Estímulo ao comércio local
O aumento na circulação de pessoas tende a fortalecer estabelecimentos próximos, revitalizando o ambiente urbano.
Memória afetiva e identidade histórica
Mesmo com nova marca, a lembrança do BH Othon Palace permanece viva na memória coletiva da cidade.
Respeito ao patrimônio simbólico
O projeto busca preservar elementos que remetem à história do edifício, mantendo sua relevância cultural.
Renovação sem descaracterização
A proposta é renovar sem romper com o passado, equilibrando modernidade e identidade histórica.

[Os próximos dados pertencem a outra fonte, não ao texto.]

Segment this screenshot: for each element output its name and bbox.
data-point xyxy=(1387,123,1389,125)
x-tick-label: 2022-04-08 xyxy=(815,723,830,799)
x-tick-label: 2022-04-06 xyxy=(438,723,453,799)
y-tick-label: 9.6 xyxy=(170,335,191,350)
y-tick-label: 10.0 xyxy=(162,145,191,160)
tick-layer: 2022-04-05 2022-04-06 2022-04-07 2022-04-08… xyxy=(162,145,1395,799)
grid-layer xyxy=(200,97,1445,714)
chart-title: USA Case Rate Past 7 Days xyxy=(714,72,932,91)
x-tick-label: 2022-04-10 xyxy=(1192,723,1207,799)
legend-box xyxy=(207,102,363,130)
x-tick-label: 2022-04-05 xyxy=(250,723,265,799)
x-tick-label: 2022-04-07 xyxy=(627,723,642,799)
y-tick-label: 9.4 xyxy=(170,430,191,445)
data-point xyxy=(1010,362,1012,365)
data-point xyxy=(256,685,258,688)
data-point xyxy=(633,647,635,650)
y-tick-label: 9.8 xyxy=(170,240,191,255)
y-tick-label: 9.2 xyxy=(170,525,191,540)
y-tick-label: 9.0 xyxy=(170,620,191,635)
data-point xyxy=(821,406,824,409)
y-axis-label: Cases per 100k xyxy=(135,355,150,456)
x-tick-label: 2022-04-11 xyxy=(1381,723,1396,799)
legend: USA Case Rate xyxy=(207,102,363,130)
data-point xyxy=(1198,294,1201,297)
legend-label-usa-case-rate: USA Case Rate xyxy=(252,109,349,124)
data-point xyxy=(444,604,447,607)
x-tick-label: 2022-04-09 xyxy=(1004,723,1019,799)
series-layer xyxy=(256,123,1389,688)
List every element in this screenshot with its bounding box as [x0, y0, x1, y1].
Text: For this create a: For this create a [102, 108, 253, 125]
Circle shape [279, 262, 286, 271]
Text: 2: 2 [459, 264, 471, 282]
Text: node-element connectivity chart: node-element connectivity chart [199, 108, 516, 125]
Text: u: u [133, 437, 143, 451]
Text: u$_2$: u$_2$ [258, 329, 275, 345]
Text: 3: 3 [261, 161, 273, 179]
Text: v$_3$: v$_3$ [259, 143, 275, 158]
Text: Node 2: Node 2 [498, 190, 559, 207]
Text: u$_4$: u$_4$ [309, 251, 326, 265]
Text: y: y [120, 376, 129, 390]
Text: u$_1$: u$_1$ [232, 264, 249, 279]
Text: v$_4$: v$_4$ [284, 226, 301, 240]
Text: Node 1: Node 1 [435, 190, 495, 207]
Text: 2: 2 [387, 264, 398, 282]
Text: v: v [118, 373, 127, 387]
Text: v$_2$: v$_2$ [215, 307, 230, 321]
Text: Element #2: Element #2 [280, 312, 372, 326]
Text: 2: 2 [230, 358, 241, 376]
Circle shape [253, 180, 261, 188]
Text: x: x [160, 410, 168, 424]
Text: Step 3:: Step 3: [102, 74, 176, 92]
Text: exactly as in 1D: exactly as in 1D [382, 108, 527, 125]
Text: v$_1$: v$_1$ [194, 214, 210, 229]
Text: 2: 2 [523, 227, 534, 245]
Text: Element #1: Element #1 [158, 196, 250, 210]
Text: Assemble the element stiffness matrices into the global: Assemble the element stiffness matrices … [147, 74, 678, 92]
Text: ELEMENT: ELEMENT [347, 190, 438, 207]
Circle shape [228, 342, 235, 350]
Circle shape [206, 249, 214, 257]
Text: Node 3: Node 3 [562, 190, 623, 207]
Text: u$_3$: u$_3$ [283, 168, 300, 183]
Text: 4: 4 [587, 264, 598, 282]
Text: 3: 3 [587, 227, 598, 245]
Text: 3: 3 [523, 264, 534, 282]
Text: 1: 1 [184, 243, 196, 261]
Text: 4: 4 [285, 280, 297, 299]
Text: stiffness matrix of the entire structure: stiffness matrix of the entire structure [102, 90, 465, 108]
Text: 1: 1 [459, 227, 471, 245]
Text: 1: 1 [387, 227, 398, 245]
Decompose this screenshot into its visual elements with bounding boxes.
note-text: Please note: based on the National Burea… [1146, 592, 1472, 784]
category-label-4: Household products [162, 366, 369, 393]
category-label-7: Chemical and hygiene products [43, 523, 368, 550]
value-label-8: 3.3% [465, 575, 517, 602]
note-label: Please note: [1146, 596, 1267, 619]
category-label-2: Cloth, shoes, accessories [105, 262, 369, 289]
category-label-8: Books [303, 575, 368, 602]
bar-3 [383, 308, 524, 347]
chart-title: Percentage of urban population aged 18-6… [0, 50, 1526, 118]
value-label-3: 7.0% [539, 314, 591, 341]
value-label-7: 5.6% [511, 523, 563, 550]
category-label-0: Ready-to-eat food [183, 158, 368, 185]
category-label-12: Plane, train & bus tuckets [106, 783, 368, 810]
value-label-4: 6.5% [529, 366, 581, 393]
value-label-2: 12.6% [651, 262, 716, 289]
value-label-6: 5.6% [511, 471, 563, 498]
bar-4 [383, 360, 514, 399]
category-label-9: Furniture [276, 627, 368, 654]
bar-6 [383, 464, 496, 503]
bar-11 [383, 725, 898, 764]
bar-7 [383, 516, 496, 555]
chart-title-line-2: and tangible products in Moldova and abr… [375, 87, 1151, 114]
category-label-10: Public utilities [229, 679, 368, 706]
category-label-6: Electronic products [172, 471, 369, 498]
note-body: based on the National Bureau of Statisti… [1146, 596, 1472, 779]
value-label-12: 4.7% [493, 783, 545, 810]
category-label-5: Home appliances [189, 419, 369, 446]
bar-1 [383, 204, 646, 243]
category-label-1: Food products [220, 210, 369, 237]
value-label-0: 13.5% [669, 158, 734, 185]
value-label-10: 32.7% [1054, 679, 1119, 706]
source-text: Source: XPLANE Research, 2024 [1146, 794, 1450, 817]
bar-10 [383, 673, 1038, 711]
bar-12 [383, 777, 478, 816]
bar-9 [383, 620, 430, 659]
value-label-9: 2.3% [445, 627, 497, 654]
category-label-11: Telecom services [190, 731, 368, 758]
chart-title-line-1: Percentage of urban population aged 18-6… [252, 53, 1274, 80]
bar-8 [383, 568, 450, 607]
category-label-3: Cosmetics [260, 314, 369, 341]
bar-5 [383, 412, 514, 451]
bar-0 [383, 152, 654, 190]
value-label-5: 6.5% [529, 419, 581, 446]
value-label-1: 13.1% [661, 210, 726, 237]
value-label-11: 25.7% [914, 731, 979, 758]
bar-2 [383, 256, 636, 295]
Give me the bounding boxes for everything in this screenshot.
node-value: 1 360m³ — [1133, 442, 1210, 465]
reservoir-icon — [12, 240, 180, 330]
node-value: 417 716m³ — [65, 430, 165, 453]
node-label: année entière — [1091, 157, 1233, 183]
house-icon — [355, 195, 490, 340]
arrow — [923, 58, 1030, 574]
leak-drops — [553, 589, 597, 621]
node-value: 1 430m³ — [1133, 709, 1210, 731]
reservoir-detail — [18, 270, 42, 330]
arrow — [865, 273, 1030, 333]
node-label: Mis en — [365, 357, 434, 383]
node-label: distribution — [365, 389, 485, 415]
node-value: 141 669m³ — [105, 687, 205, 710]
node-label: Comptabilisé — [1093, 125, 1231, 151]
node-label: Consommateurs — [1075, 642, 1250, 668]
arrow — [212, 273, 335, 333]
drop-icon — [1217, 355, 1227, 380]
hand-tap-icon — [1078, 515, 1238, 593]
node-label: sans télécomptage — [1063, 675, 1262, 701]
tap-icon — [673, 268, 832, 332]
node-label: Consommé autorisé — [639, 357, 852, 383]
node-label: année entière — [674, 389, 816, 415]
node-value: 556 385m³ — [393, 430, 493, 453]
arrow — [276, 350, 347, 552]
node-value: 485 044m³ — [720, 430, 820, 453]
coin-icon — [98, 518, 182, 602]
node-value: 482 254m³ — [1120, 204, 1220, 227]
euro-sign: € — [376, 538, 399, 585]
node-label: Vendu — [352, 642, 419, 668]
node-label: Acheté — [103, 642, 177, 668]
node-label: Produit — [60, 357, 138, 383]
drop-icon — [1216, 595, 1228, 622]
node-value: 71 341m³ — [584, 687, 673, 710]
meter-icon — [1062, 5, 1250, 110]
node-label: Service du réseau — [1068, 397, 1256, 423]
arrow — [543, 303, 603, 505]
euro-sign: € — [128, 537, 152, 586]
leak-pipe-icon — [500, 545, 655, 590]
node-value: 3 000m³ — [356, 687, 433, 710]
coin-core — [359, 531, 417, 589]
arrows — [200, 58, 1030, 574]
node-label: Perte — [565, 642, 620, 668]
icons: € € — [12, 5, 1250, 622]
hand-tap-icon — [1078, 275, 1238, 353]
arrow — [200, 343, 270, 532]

Desafios futuros e sustentabilidade do projeto
Apesar do otimismoh, a longevidade do empreendimento dependerá de gestão eficiente e adaptação contínua ao mercado.
Manutenção e qualidade dos serviços
A excelência operacional será determinante para manter o fluxo de público ao longo do tempo.
Mobilidade e segurança urbana
Fatores externos, como segurança pública e transporte, também influenciarão o sucesso do complexo.
Requalificação como símbolo de transformação
O Afonso Pena 1.050 representa mais que uma obra arquitetônica: simboliza a reinvenção do centro de Belo Horizonte.
Novo ciclo para o hipercentro
A ocupação ativa do prédio contribui para uma cidade mais viva, dinâmica e atrativa.
Exemplo para futuros projetos
O modelo adotado pode inspirar outras iniciativas de requalificação urbana em Minas Gerais e no Brasil.
Conclusão
A requalificação do antigo Othon Palace, agora denominado Afonso Pena 1.050, consolida-se como um marco na revitalização do hipercentro de Belo Horizonte. Ao unir memória histórica, inovação arquitetônica e modelos modernos de ocupação, o projeto promete transformar não apenas um edifício, mas toda a dinâmica urbana ao seu redor, fortalecendo a economia local, impulsionando o turismo e valorizando o patrimônio arquitetônico da capital mineira.